Коппе, 1816 годДождь лил как из ведра. Никколо медленно поднялся по ступенькам. Во дворе его уже ждала карета. Хмурый Карло сидел на козлах, кутаясь в плотный провощенный плащ. За последние недели Вивиани его почти не видел, и кучер очень удивился, когда господин вытащил его из постели посреди ночи. Служанка, делившая с Карло постель, успела наговорить много лишнего, прежде чем признала в Никколо гостя своих хозяев.
Вивиани собрал вещи, в то время как Карло, тихо ругаясь себе под нос, поплелся на конюшню и приготовил карету. Теперь оставалось сделать пару шагов, сесть в карету и уехать. Никколо было больно уезжать вот так, среди ночи, ни с кем не попрощавшись, но он знал, что не сможет сделать это, если увидит Валентину. Она не поймет причин его бегства, и от этого ему становилось еще хуже.
Замерев на ступеньке перед входом в дом, юноша оглянулся. Его душу раздирали противоречия. Он понимал, что Байрон прав и им угрожает смертельная опасность. Мертвые на поляне говорили сами за себя. Они были не последними, и их сторонники смогут проследить связь Никколо с семьей Лиотаров. Это решение будет на его совести. Своим эгоистичным желанием войти в компанию английских поэтов Вивиани навлек на Валентину опасность. С другой стороны, сама мысль о том, что придется покинуть любимую, разбивала ему сердце. Вот так. И никакие разумные объяснения тут не помогут.
Он вспомнил слова Байрона: «Раз ты любишь ее, то должен понять, что больше не должен ее видеть». Мысль об этом мучила его душу, не позволяя дышать.
Дождь размывал его слезы, и они смешивались с водой. Шевалье уже хотел отвернуться, но, повинуясь внезапному порыву, опустился на колени и прижался губами к холодным ступеням. Он вложил в этот поцелуй всю свою любовь, молясь Господу, чтобы тот защитил Валентину.

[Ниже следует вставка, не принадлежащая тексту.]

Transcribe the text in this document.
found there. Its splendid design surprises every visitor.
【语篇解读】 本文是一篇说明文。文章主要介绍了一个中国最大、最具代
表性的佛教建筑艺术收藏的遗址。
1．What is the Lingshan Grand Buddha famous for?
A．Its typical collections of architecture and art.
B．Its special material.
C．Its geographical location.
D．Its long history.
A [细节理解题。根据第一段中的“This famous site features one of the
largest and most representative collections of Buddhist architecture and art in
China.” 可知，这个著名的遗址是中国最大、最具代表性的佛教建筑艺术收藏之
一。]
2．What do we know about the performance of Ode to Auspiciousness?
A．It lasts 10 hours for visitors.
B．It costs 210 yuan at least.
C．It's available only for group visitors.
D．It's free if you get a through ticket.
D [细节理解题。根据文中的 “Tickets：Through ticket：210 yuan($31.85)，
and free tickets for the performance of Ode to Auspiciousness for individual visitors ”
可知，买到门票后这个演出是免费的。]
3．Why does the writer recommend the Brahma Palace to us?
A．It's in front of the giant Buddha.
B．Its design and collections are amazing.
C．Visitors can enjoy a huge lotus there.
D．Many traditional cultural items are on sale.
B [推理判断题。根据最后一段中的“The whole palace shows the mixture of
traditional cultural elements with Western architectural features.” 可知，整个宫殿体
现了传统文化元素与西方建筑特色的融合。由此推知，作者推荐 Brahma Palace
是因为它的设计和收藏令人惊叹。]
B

Затем он уселся в карету и подал знак Карло. Повозка проехала по двору, спустилась к озеру и покатилась прочь от Коппе. Прочь от Валентины.
Книга 2
ОРФЕЙ
31
Лондон, 1817 годКогда Никколо вошел в зал, лекция уже началась. Юноша злился из-за переполненных каретами улиц Лондона — вся эта толчея не позволила ему успеть вовремя. Он оглянулся.
У стен стояло несколько диванов, половину комнаты занимали стулья, причем на диванах расположились дамы, а джентльмены предпочитали стулья. Помещение было довольно темным, как раз под стать настроению Никколо.
Кое-кто обернулся, когда итальянец вошел. Вивиани заметил взгляды юных дам, задержавшиеся на нем немного дольше, чем позволяли приличия, но, разумеется, не стал на это реагировать.
Общество здесь вело себя более степенно, чем в салонах Парижа и других городов, которые юноша уже успел посетить.
Но, может быть, это было связано не столько с холодностью англичан, сколько со скукой, навеваемой лектором. Докладчик читал монотонным голосом, погружая зал в сон.